Mustafa Kemal Ataturk played a significant role in the creation of the Turkish state and served as its first president, garnering reverence within Turkey. However, his involvement in the ethnic cleansing of Armenians, Assyrians, and Greeks during the 1920s has cast a shadow over his legacy. Some residents of Prague 6, where the statue is proposed to be placed, are opposing the statue’s installation, citing Ataturk’s actions and comparing the potential approval to honoring other controversial figures.
The statue, standing approximately three meters tall, would be located in a park adjacent to Ankarská and Na Větrníku streets. Armenians and other residents are planning public protests, expressing concerns about honoring a figure associated with grave historical injustices. A similar uproar in 2013 by Armenians in Karlovy Vary led to the cancellation of an attempt to erect an Ataturk statue.
The debate brings to the fore the complex nature of Ataturk’s legacy and the ethical considerations surrounding public statues.
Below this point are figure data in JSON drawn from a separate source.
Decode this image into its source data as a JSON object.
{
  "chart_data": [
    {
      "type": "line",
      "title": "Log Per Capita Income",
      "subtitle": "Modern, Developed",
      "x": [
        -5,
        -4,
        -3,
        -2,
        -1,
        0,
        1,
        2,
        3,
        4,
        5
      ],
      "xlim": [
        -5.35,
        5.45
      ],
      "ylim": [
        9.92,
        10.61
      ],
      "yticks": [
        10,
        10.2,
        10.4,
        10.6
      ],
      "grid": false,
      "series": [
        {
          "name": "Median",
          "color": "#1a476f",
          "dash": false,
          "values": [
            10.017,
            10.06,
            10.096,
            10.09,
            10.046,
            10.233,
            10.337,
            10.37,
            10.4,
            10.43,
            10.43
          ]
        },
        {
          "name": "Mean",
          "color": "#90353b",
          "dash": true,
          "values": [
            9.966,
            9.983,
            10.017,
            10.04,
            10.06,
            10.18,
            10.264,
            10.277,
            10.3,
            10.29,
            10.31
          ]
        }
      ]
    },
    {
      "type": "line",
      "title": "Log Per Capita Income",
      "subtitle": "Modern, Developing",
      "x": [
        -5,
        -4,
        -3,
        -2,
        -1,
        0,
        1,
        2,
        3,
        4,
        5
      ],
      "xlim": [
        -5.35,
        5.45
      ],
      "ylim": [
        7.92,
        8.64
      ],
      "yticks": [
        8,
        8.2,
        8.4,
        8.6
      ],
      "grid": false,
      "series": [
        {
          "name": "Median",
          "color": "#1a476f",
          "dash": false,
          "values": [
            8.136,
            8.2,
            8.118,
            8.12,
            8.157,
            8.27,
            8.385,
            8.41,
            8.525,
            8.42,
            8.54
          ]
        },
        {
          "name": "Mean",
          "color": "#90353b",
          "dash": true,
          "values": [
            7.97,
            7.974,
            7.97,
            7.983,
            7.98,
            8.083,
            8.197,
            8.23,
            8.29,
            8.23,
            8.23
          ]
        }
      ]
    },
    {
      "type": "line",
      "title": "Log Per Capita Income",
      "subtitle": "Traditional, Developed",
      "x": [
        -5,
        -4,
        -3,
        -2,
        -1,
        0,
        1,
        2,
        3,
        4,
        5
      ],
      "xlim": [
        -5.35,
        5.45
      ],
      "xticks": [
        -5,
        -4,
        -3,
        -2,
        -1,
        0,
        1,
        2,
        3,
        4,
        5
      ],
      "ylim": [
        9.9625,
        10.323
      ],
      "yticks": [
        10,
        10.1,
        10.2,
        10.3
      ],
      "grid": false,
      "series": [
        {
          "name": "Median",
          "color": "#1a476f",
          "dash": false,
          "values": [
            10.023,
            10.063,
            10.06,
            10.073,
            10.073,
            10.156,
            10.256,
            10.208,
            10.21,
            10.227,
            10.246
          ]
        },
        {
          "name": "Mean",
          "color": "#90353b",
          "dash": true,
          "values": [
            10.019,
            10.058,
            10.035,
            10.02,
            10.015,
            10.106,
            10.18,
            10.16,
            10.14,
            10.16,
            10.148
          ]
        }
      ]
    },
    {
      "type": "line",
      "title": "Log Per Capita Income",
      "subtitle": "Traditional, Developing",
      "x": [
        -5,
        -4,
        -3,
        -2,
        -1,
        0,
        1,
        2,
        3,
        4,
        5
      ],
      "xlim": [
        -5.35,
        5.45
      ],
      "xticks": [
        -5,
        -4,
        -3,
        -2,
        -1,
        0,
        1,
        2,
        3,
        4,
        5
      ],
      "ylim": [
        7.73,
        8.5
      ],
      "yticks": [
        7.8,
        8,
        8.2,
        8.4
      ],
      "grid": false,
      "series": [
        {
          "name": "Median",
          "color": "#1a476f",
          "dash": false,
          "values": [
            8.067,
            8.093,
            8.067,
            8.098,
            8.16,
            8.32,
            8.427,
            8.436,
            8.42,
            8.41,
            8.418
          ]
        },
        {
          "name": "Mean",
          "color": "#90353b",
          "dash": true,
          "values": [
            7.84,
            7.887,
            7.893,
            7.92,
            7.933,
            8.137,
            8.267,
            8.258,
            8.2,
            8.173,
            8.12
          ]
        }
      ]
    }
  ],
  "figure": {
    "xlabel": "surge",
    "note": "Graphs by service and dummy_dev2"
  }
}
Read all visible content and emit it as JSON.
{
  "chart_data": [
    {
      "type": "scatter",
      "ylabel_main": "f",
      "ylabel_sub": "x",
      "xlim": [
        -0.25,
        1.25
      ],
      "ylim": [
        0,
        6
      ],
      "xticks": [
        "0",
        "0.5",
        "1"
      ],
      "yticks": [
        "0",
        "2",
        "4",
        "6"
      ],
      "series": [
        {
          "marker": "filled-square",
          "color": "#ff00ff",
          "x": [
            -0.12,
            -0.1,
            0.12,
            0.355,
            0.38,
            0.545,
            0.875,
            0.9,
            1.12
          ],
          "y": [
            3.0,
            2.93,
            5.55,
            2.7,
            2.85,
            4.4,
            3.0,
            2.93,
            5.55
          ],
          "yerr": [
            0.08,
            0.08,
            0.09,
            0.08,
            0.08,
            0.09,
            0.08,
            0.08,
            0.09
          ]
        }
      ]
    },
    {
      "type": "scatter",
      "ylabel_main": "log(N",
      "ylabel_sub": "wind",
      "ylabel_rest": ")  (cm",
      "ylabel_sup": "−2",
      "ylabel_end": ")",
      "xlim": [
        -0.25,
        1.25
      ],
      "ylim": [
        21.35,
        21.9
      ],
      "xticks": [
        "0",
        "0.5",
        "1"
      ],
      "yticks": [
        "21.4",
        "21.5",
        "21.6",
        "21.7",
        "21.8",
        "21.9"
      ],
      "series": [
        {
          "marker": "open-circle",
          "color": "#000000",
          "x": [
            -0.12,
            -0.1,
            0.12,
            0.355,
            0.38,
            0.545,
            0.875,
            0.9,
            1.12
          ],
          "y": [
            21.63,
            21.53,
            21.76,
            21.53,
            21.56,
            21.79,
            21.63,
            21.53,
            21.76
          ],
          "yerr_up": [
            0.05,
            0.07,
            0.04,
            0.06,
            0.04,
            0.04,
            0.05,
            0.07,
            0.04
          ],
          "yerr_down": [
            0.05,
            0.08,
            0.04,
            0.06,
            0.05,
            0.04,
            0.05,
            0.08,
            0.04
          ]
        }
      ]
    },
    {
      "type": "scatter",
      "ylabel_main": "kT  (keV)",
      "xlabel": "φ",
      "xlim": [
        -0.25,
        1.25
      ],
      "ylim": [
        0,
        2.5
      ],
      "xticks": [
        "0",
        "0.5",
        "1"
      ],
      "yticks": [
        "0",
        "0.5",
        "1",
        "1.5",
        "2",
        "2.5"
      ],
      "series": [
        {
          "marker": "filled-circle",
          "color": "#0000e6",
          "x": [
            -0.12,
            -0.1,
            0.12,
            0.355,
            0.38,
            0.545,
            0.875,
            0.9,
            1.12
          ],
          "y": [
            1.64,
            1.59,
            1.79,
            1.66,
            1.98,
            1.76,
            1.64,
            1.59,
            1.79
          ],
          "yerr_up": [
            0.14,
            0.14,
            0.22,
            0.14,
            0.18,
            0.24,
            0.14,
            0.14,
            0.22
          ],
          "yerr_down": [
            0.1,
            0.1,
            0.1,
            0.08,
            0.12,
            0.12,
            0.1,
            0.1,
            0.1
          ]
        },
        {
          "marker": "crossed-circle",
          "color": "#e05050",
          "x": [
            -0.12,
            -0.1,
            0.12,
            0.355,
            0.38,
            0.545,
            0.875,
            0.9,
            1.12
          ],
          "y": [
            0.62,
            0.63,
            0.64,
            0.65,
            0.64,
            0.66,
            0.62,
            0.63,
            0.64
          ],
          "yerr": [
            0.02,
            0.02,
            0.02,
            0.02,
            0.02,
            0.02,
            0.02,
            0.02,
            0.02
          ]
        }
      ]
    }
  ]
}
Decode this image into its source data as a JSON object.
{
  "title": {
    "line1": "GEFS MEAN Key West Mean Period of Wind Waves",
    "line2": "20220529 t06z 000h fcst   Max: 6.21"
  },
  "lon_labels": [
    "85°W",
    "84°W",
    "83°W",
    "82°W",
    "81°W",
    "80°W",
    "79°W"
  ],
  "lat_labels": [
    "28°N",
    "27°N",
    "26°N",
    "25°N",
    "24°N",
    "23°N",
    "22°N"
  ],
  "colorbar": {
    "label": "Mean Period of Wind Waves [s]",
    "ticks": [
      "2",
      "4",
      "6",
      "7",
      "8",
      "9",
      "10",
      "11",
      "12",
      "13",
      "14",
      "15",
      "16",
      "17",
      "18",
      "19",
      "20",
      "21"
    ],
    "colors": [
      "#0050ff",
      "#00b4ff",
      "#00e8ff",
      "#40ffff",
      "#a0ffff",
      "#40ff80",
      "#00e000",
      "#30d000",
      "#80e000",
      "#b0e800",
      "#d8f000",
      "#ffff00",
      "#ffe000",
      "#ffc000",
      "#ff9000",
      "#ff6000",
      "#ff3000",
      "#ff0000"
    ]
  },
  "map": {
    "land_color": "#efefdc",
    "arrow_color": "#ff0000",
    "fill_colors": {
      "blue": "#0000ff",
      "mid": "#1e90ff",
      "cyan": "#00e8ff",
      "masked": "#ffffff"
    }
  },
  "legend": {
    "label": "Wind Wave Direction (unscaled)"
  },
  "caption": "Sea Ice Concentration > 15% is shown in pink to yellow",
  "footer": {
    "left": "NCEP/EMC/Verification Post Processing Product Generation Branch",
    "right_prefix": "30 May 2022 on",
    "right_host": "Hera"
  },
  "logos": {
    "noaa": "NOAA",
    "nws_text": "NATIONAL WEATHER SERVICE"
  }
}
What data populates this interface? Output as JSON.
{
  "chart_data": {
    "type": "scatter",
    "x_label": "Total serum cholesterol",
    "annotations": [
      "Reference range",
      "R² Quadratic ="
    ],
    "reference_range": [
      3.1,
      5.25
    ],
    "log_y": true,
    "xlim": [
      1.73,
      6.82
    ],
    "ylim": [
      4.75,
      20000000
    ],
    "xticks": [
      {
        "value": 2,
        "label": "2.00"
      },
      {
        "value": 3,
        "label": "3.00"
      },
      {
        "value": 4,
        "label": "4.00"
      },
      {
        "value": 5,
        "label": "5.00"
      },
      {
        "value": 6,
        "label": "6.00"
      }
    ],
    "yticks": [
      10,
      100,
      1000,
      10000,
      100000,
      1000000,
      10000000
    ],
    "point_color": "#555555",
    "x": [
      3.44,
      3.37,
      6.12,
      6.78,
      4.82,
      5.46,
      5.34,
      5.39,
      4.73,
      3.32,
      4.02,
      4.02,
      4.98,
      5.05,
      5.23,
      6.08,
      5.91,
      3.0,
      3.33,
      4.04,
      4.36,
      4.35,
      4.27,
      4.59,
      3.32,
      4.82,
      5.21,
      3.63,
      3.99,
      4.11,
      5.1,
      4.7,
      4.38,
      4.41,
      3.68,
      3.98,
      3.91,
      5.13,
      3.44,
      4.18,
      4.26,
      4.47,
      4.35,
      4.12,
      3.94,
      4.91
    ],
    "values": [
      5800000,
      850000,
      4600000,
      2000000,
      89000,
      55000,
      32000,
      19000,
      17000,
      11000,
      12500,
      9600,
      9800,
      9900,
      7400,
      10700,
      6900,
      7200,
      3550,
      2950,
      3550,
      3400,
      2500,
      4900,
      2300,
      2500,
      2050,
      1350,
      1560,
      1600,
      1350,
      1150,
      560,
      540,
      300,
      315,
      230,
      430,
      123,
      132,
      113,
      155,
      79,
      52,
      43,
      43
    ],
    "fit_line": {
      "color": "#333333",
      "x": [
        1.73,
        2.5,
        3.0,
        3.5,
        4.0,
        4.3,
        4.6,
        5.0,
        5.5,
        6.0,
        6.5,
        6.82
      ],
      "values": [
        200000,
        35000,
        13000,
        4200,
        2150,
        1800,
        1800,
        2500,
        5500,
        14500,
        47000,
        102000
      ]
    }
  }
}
Although Ataturk is venerated as a national hero in Turkey, his direct involvement in the Armenian genocide of 1922, which resulted in the deaths of approximately 1.5 million Armenians, has drawn condemnation from historians. The precise extent of his culpability remains a subject of dispute.
The controversy also underscores the weighty responsibility of local governments in choosing who to honor with public statues. The mayor of Prague 6, Jakub Starek, has expressed plans to consult the Ministry of Foreign Affairs before making a final decision on the statue’s placement. The local planning department is currently evaluating the Turkish ambassador’s request.
Prague 6’s verdict on the Ataturk statue has broader implications beyond the district, influencing discussions on how societies reckon with historical figures whose legacies are complex and multifaceted. The decision will be closely monitored by individuals who advocate for a nuanced approach to honoring figures from history, considering both their accomplishments and their actions.